— Nós fomos para a Argentina, coloquei uma equipe que não vinha jogando. Levei os garotos, por quê? Viagem longa. Nós saímos da Argentina e atravessamos o Brasil todo, fomos jogar em Belém contra o Paysandu (nota da redação: na verdade foi contra o Remo). Não adiantava nada não colocar os caras para jogarem e desgastar eles nas viagens. Pouco sono, alimentação fora dos horários. Eu descansei o time que jogou muito bem lá contra o Remo, merecíamos ter ganhado inclusive. Aqui em São Januário na terça-feira, por que eu não trouxe os garotos? Porque meu time já estava aqui, então levei força máxima.
— Uma equipe que praticamente seis, sete jogadores vinham jogando até pouco tempo, e levei todo mundo no grupo. A gente não deixa a Sul-Americana de lado e está ligado em todo mundo. Acho que é o Marcos Antônio, do São Paulo, que jogou contra o Vitória, no meio da semana jogou de novo pela Sul-Americana. Com 30 minutos ele estourou, estiramento. Jogador dinâmico, bom jogador, gosto dele, se movimenta bastante, com certeza iria nos dar bastante trabalho hoje.
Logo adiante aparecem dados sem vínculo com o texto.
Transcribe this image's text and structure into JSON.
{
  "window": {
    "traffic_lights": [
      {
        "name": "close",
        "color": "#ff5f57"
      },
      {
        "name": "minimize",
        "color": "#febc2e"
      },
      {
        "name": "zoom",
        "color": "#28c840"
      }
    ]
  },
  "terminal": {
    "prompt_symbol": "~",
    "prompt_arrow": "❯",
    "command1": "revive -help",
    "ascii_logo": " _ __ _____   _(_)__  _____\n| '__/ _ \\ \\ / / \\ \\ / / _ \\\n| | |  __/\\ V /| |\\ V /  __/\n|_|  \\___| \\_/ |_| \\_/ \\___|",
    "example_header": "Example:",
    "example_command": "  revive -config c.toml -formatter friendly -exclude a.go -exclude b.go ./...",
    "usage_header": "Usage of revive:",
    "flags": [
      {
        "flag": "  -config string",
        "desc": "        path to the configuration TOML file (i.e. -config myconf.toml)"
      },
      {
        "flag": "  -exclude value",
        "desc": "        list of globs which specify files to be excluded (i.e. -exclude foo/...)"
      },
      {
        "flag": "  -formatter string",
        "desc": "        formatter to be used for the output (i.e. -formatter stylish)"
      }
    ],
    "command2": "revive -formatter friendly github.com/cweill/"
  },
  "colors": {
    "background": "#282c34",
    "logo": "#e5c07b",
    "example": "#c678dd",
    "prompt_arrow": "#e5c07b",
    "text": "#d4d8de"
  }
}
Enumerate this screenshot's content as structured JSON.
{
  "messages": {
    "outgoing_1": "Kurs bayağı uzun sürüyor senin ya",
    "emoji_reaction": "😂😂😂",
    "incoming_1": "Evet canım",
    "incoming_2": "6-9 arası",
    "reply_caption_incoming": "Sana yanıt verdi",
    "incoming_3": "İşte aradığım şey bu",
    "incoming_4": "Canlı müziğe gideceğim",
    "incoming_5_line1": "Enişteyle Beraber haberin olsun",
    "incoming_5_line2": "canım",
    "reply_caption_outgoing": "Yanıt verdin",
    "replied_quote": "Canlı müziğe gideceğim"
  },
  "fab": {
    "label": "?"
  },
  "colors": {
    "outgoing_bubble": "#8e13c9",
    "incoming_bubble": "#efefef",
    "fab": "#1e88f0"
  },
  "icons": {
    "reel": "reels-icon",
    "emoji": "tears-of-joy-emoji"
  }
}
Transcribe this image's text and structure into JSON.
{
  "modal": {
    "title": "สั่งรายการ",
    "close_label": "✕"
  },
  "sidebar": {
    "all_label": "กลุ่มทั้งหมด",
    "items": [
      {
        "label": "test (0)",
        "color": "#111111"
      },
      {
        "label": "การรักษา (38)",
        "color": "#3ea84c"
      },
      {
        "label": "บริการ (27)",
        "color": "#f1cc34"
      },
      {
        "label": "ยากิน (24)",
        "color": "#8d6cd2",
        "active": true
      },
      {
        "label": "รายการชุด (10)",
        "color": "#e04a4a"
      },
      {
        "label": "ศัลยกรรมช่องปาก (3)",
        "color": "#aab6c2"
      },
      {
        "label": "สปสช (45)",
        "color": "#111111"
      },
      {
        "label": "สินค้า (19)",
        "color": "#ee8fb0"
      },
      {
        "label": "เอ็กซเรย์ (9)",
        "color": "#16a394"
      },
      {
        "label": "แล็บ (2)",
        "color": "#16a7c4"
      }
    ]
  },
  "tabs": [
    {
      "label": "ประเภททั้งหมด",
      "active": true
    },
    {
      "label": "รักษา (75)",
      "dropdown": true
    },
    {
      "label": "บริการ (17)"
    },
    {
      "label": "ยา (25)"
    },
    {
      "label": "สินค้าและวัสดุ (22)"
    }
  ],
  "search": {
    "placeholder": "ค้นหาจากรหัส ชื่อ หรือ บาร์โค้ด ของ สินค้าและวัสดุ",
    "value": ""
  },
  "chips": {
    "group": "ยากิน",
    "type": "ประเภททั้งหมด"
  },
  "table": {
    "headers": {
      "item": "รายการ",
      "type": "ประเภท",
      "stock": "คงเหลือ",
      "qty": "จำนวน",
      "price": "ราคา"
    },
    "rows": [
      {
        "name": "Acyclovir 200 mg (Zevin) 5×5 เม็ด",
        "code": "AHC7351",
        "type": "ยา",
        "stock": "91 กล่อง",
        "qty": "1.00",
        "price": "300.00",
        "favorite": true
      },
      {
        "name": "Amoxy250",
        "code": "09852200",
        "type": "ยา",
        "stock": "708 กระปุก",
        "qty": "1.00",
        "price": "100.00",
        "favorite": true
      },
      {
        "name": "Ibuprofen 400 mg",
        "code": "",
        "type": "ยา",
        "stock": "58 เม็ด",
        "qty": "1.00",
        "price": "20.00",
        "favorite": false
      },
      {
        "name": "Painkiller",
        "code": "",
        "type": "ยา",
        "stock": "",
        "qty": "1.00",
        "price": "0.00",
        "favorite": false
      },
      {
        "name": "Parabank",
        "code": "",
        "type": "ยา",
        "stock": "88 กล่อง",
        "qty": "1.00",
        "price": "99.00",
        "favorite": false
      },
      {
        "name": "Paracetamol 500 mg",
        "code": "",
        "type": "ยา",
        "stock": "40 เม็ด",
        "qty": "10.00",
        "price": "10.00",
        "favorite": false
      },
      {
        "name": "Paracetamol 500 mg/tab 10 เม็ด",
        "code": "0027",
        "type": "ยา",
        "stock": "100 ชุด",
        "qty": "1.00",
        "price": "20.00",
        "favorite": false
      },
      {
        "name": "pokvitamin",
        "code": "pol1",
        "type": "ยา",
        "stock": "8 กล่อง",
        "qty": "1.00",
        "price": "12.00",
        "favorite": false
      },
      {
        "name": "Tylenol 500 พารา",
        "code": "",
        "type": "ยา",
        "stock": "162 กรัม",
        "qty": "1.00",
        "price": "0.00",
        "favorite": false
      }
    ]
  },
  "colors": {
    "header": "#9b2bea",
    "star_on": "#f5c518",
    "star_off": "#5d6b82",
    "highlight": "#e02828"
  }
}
— Aí que eu falo. Daqui a pouco você põe os jogadores, eles vão a campo, de repente vão sofrer lesão e não vão ter condições de jogar o tempo todo porque vão cansar. Não adianta botar A, B ou C se ele não vai correr, e ainda com risco de lesão. Quando falei para o torcedor, também quero ganhar sempre. Mas quero que o torcedor entenda que a gente sabe o que está fazendo aqui dentro.
— Eu não pego o controle do clube e tomo as decisões sozinho, eu sempre converso com três, quatro pessoas. Sempre fui de diálogo. O que é mais importante para o Vasco? O Brasileiro ou a Sul-Americana? Será que o torcedor quer sofrer como no ano passado? Ninguém quer. Estamos dando prioridade ao Brasileiro, mas não vamos nos desligar da Sul-Americana. Para Belém, o grupo todo vai viajar. Quem tiver condições vai viajar. Hoje o PH saiu com dor no joelho, temos que esperar 24 horas.